For the past year, we've worked to educate our colleagues and the public that it's time to reform some very outdated tax exemptions. By objective measures, these exemptions threaten to cost the state more than $1 billion this year.

Alaska's oil tax system greatly shortchanges Alaskans at average and high prices, when oil production generates billions in windfall revenue for oil companies. On the flip side, at very low prices when oil production is less profitable the state modestly overtaxes industry. The threat of high taxes at times of low prices can deter investment on the North Slope. Our Alaska Fair Share Bill (House Bill 63 and Senate Bill 50), which we filed last year and again last week, fixes both problems.

When we began our efforts a year ago, Gov. Frank Murkowski and some legislative leaders responded that Alaska's current tax exemptions were fine as is. We continued our push, and to the governor's credit, he's changed course.
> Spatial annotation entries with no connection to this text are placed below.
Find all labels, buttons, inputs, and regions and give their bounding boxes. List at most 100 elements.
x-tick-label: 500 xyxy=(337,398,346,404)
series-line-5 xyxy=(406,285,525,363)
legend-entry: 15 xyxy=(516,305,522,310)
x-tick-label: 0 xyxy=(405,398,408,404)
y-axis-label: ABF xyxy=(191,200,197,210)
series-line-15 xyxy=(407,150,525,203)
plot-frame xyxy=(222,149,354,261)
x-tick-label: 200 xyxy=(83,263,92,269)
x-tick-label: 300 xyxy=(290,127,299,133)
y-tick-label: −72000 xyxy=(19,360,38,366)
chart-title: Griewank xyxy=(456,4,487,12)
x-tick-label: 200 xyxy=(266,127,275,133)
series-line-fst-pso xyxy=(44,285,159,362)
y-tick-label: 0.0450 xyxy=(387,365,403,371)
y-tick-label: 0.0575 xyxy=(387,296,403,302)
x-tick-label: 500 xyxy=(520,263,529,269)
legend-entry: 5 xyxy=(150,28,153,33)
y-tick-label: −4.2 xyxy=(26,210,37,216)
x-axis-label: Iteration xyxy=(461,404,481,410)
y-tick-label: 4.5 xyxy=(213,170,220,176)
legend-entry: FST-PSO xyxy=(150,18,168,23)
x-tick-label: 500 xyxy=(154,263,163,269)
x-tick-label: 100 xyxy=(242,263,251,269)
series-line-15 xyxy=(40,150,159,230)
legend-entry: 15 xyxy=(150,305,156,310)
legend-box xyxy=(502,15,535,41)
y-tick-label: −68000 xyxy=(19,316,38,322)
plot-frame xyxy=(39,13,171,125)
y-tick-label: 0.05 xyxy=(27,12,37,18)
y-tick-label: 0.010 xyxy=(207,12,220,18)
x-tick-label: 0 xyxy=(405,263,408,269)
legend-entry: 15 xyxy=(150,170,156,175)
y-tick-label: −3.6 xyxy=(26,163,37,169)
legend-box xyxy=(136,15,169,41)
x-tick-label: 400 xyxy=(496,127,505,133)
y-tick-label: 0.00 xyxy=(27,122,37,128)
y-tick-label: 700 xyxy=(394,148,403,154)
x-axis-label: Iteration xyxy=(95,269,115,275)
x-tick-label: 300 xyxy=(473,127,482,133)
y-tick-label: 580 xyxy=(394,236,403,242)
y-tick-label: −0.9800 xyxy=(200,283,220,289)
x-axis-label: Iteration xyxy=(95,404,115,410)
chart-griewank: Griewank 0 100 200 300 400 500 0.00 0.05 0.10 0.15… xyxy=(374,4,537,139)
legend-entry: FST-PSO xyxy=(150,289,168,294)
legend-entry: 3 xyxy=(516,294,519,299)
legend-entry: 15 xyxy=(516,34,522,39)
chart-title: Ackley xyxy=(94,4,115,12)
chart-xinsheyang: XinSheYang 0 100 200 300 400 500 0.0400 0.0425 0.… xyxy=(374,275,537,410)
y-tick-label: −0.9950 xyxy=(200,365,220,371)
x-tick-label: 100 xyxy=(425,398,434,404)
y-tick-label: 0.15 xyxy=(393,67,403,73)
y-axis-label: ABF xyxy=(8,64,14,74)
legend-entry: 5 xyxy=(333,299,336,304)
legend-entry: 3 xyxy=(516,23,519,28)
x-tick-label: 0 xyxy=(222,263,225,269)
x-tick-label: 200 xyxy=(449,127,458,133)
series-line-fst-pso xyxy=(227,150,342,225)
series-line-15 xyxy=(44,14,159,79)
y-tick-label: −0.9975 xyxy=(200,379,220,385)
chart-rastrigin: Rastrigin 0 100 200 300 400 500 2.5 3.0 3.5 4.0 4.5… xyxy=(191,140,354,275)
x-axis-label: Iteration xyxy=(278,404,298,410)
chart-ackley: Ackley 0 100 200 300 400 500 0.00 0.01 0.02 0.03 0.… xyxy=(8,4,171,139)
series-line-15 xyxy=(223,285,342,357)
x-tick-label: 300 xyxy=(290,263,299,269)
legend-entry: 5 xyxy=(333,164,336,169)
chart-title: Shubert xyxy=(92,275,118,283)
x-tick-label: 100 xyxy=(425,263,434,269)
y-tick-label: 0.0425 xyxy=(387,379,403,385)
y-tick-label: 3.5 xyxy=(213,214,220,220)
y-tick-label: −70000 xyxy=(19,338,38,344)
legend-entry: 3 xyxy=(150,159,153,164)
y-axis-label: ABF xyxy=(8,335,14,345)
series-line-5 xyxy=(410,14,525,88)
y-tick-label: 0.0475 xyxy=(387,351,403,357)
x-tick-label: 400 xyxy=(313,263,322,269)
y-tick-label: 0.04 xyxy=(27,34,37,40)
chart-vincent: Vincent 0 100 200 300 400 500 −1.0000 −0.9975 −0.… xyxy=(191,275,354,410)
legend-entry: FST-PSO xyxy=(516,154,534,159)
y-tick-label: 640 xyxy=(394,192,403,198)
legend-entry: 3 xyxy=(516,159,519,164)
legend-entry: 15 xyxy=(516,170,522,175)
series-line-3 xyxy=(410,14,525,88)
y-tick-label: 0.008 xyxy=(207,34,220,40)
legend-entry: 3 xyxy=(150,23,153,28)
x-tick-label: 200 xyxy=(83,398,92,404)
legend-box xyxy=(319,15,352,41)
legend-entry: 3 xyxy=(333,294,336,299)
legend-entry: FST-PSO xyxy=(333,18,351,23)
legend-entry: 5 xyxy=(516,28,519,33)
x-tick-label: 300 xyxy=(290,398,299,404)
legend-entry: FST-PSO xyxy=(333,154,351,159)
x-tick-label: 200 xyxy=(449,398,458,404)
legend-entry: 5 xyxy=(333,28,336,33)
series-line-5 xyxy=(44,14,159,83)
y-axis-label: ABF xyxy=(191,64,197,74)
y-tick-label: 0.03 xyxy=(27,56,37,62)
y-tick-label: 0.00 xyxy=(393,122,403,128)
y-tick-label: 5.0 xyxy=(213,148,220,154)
Last week he proposed a solution for some of the many profitable fields that are currently exempted, or largely exempted from Alaska's 15 percent oil production tax.

We applaud the governor for taking this step and for joining us in saying that the job won't be completed until the Legislature takes a close look at the many profitable fields that will continue to pay none or almost none of the state's production tax.

Today, roughly 60 million barrels of oil a year leave the North Slope with a complete or nearly complete exemption from the state's 15 percent production tax. Even under the governor's proposal, which was limited because of what he can do without a statutory change, 50 million barrels per year will still leave the state paying no or almost no production tax. We need action by the Legislature to produce a fix to this problem.

Looking at a few numbers helps determine whether the state is receiving a fair share for our oil.

One measure is to compare the revenue the state and industry receive from Alaska oil. According to estimates from the Department of Revenue, last year industry received roughly $1 billion more in pure profits from North Slope operations than the state received in total oil-related taxes and royalties.

In just the first six months of this fiscal year (the state fiscal year begins July 1) oil company profits have dwarfed state revenue by more than $1 billion. Oil has averaged $41 per barrel in this period. As the price of oil increases, the gap grows by leaps and bounds. If oil averages $41 per barrel for the remainder of the fiscal year, current tax exemptions will send roughly $2.2 billion more in profits to North Slope producers than Alaska will receive for its tax and royalty share. Early estimates indicate the governor's proposal may raise $150 million next year, still leaving a very significant gap between oil industry profits and state revenue.

Here's another measure. On Wall Street, a 10 percent profit rate is considered healthy for a large company. A 2004 Department of Revenue estimate tells us that at $40 per barrel, North Slope producers generate a 40 percent profit margin on their operations. At $30 per barrel, which the federal government recently predicted would be the long-term price through 2025, industry earns 35 percent in profits. If oil sinks to $20 per barrel, that profit rate remains a healthy 25 percent. That's why BP announced that whenever oil rises above $20 per barrel it will buy back its stock and return its excess windfall profits to shareholders.

With interest by legislators, we can produce a fair return for Alaskans and a fair investment climate for producers. With $1 billion ready to leave the state in excessive tax exemptions this year, this isn't a problem we should ignore.